I never considered my experience to be an NDE until I was listening to a podcast today and realized it met the definition. You see, even though I was raised in a religious home, I've been an atheist since I was a child, so I have a tendency to see things very practically. I've also suffered from sleep paralysis since I was a teenager and never confused it with anything paranormal, so this was just another weird thing.
I went into shock from rapid blood loss and lost consciousness, I didn't die which is why I never considered it an NDE.
The vision I had was AMAZING, but it was more than a vision, it was a whole-body experience, kind of like taking mushrooms but better. I was floating/slowly flying through a huge very blue limitless sky with white puffy clouds. There was an overwhelming feeling of love, warmth, happiness, peace and that all things are always going to be good forever. So much so that I felt almost a physical swelling in the chest, like it can't be contained. There was the sound of the wind passing by my ears, and I could feel it on my body, although I never looked to see if I had a body or clothes or whatever.
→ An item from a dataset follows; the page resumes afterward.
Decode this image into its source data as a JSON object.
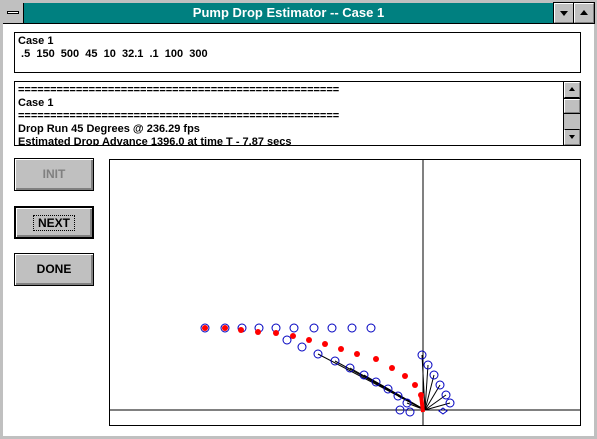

There was distant singing of one female voice that I couldn't make out the words. It was beautiful. I began to make out the voice; it was my name, way off in the distance in a lovely singsong tone, "Colleeeen." And again, louder and a little closer. And again louder.
And then I was in the hospital, with the nurse yelling my name and slapping me in the face and holding an ammonia capsule under my nose. My friend was there for the whole thing and asked where I'd gone because I had a really stupid grin on my face.
I don't know if it can be recreated, but it was such an incredible experience that when people ask about preferred methods of death (as you do), I always pick exsanguination.
I don't know that my life changed all that much as a result of this experience, probably for two reasons. First, I didn't recognize it as being an NDE. And second, I'd done mushrooms previously, which is one of those experiences that usually changes a person's world view and their place in the universe, a role I believe an NDE usually has. The one thing I will say is significant is this: it did not provide contradictory evidence that being an atheist is the wrong choice. According to religious doctrine, I should not have had such a wonderful experience.